The American Diabetes Association (ADA) “Standards of Medical Care in Diabetes” includes the ADA’s current clinical practice recommendations and is intended to provide the components of diabetes care, general treatment goals and guidelines, and tools to evaluate quality of care. Members of the ADA Professional Practice Committee, a multidisciplinary expert committee (https://doi.org/10.2337/dc21-SPPC), are responsible for updating the Standards of Care annually, or more frequently as warranted. For a detailed description of ADA standards, statements, and reports, as well as the evidence-grading system for ADA’s clinical practice recommendations, please refer to the Standards of Care Introduction (https://doi.org/10.2337/dc21-SINT). Readers who wish to comment on the Standards of Care are invited to do so at professional.diabetes.org/SOC.
For prevention and management of diabetes complications in children and adolescents, please refer to Section 13 “Children and Adolescents” (https://doi.org/10.2337/dc21-S013).

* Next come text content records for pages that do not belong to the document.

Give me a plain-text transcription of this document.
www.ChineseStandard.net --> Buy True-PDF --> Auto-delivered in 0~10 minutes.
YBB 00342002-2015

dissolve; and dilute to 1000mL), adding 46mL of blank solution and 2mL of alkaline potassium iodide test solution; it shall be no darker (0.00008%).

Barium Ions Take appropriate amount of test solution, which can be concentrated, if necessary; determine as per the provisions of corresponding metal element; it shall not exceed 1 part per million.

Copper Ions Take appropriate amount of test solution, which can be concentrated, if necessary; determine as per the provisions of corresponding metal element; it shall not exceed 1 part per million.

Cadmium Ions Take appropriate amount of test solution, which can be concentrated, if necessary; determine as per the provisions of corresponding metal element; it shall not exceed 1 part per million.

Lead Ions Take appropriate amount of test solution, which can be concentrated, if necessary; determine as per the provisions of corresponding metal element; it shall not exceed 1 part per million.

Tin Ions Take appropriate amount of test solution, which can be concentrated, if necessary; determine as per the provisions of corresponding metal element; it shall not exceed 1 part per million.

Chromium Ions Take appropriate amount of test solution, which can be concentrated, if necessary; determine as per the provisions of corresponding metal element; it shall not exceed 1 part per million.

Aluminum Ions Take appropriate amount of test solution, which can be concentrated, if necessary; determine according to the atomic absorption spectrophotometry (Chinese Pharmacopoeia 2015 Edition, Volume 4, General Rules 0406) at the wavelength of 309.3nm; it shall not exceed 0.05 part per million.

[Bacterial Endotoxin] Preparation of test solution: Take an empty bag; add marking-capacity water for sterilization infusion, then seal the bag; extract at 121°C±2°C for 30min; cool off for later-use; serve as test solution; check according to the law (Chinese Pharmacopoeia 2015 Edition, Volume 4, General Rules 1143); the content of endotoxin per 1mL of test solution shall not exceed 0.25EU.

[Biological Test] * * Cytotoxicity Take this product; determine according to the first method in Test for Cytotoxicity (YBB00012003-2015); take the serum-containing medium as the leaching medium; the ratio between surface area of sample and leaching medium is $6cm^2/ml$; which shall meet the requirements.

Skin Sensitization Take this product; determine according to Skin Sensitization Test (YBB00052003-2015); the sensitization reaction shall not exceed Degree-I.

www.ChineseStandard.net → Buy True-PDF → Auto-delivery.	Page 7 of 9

Atherosclerotic cardiovascular disease (ASCVD)—defined as coronary heart disease (CHD), cerebrovascular disease, or peripheral arterial disease presumed to be of atherosclerotic origin—is the leading cause of morbidity and mortality for individuals with diabetes and results in an estimated $37.3 billion in cardiovascular-related spending per year associated with diabetes (1). Common conditions coexisting with type 2 diabetes (e.g., hypertension and dyslipidemia) are clear risk factors for ASCVD, and diabetes itself confers independent risk. Numerous studies have shown the efficacy of controlling individual cardiovascular risk factors in preventing or slowing ASCVD in people with diabetes. Furthermore, large benefits are seen when multiple cardiovascular risk factors are addressed simultaneously. Under the current paradigm of aggressive risk factor modification in patients with diabetes, there is evidence that measures of 10-year coronary heart disease (CHD) risk among U.S. adults with diabetes have improved significantly over the past decade (2) and that ASCVD morbidity and mortality have decreased (3,4).
Heart failure is another major cause of morbidity and mortality from cardiovascular disease. Recent studies have found that rates of incident heart failure hospitalization (adjusted for age and sex) were twofold higher in patients with diabetes compared with those without (5,6). People with diabetes may have heart failure with preserved ejection fraction (HFpEF) or with reduced ejection fraction (HFrEF). Hypertension is often a precursor of heart failure of either type, and ASCVD can coexist with either type (7), whereas prior myocardial infarction (MI) is often a major factor in HFrEF. Rates of heart failure hospitalization have been improved in recent trials including patients with type 2 diabetes, most of whom also had ASCVD, with sodium–glucose cotransporter 2 (SGLT2) inhibitors (8–10).
For prevention and management of both ASCVD and heart failure, cardiovascular risk factors should be systematically assessed at least annually in all patients with diabetes. These risk factors include obesity/overweight, hypertension, dyslipidemia, smoking, a family history of premature coronary disease, chronic kidney disease, and the presence of albuminuria. Modifiable abnormal risk factors should be treated as described in these guidelines. Notably, the majority of evidence supporting interventions to reduce cardiovascular risk in diabetes comes from trials of patients with type 2 diabetes. Few trials have been specifically designed to assess the impact of cardiovascular risk reduction strategies in patients with type 1 diabetes.